(June 2, 2016) — Machinists Union District Lodge 751 posted the following update Wednesday as the labor dispute at Triumph Composite Systems in Spokane concluded its third week:
On that date, union members voted by 94 percent to reject the company’s “last and final” contract offer. After the votes were counted, IAM 751 President Jon Holden called Triumph Composites General Manager Pat Jones to inform him of the vote count and to offer to continue negotiations “anywhere at any time.”
Triumph responded on May 10 by sending second-shift workers home early and blocking third-shift workers from coming to work. That was the start of the current lockout.
Previously, on May 5, the union’s negotiating committee had asked for talks to continue, after receiving Triumph’s “last and final” offer. The company refused, which led to District 751 filing an Unfair Labor Practice complaint with the National Labor Relations Board, because the company had stopped negotiations prematurely, before the two sides had reached an impasse.

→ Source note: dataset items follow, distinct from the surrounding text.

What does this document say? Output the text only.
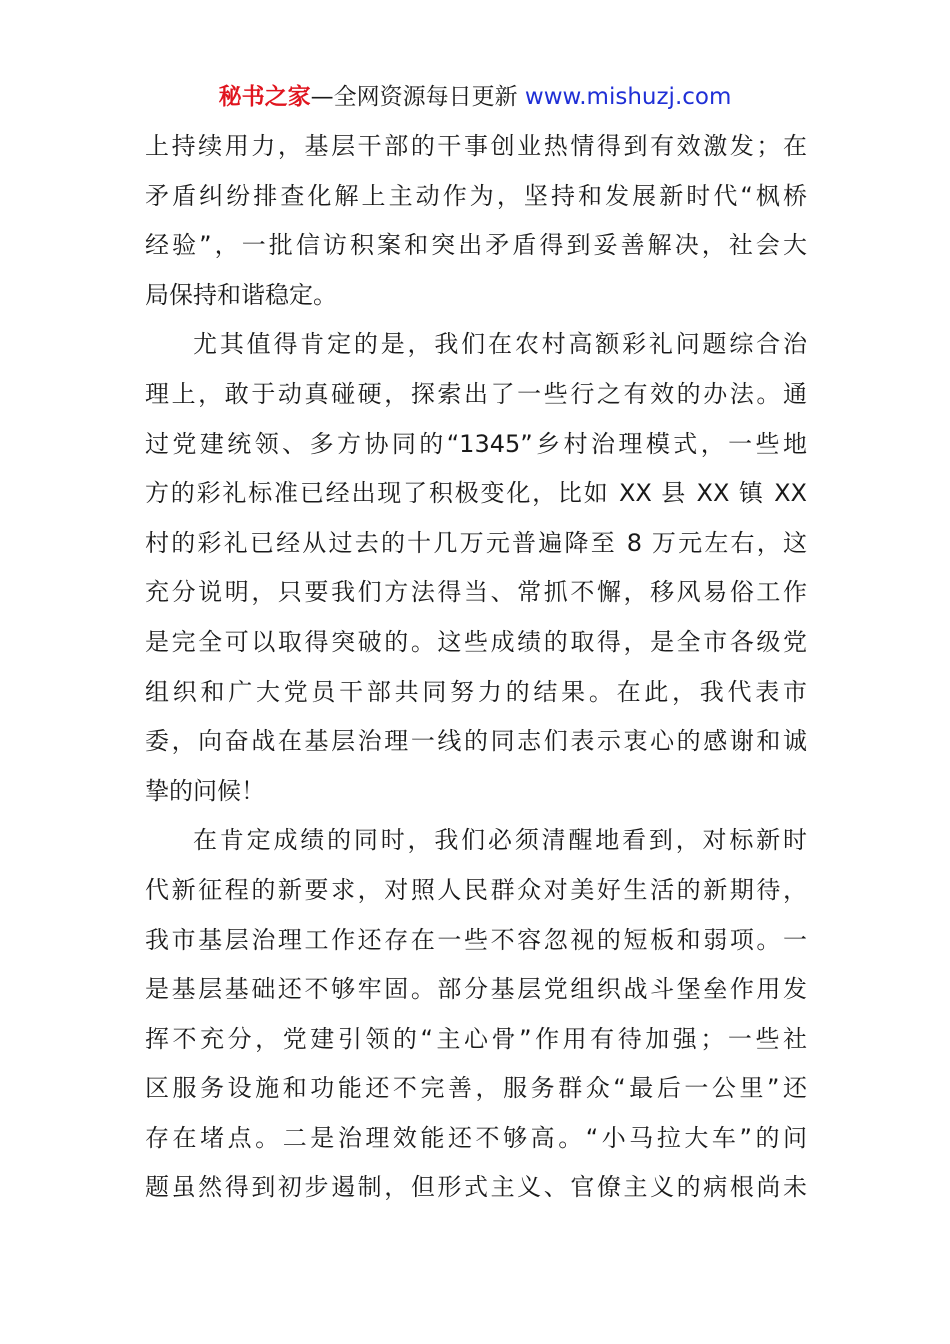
秘书之家—全网资源每日更新 www.mishuzj.com
上持续用力，基层干部的干事创业热情得到有效激发；在
矛盾纠纷排查化解上主动作为，坚持和发展新时代“枫桥
经验”，一批信访积案和突出矛盾得到妥善解决，社会大
局保持和谐稳定。
尤其值得肯定的是，我们在农村高额彩礼问题综合治
理上，敢于动真碰硬，探索出了一些行之有效的办法。通
过党建统领、多方协同的“1345”乡村治理模式，一些地
方的彩礼标准已经出现了积极变化，比如 XX 县 XX 镇 XX
村的彩礼已经从过去的十几万元普遍降至 8 万元左右，这
充分说明，只要我们方法得当、常抓不懈，移风易俗工作
是完全可以取得突破的。这些成绩的取得，是全市各级党
组织和广大党员干部共同努力的结果。在此，我代表市
委，向奋战在基层治理一线的同志们表示衷心的感谢和诚
挚的问候！
在肯定成绩的同时，我们必须清醒地看到，对标新时
代新征程的新要求，对照人民群众对美好生活的新期待，
我市基层治理工作还存在一些不容忽视的短板和弱项。一
是基层基础还不够牢固。部分基层党组织战斗堡垒作用发
挥不充分，党建引领的“主心骨”作用有待加强；一些社
区服务设施和功能还不完善，服务群众“最后一公里”还
存在堵点。二是治理效能还不够高。“小马拉大车”的问
题虽然得到初步遏制，但形式主义、官僚主义的病根尚未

On May 19, Robert Martinez, the international president of the International Association of Machinists & Aerospace Workers, recorded the following video message in front of Triumph’s main gate.
“I want to send a direct message to the CEO of the Triumph Group, Dan Crowley, and his board of directors, to get back to the table, sit down and negotiate a fair contract that our members deserve and that you owe them. We’re looking forward to seeing you at the table.”
Triumph management has not responded to either Holden’s or Martinez’s requests.
Union members at Triumph will start receiving financial assistance this week, in the form of “strike checks” issued by the IAM&AW.
In addition, District 751’s governing council on May 24 voted to allocate financial resources for the locked-out workers. The money is to be spent on food for workers walking picket lines and to provide for a hardship fund to help with families’ emergency expenses.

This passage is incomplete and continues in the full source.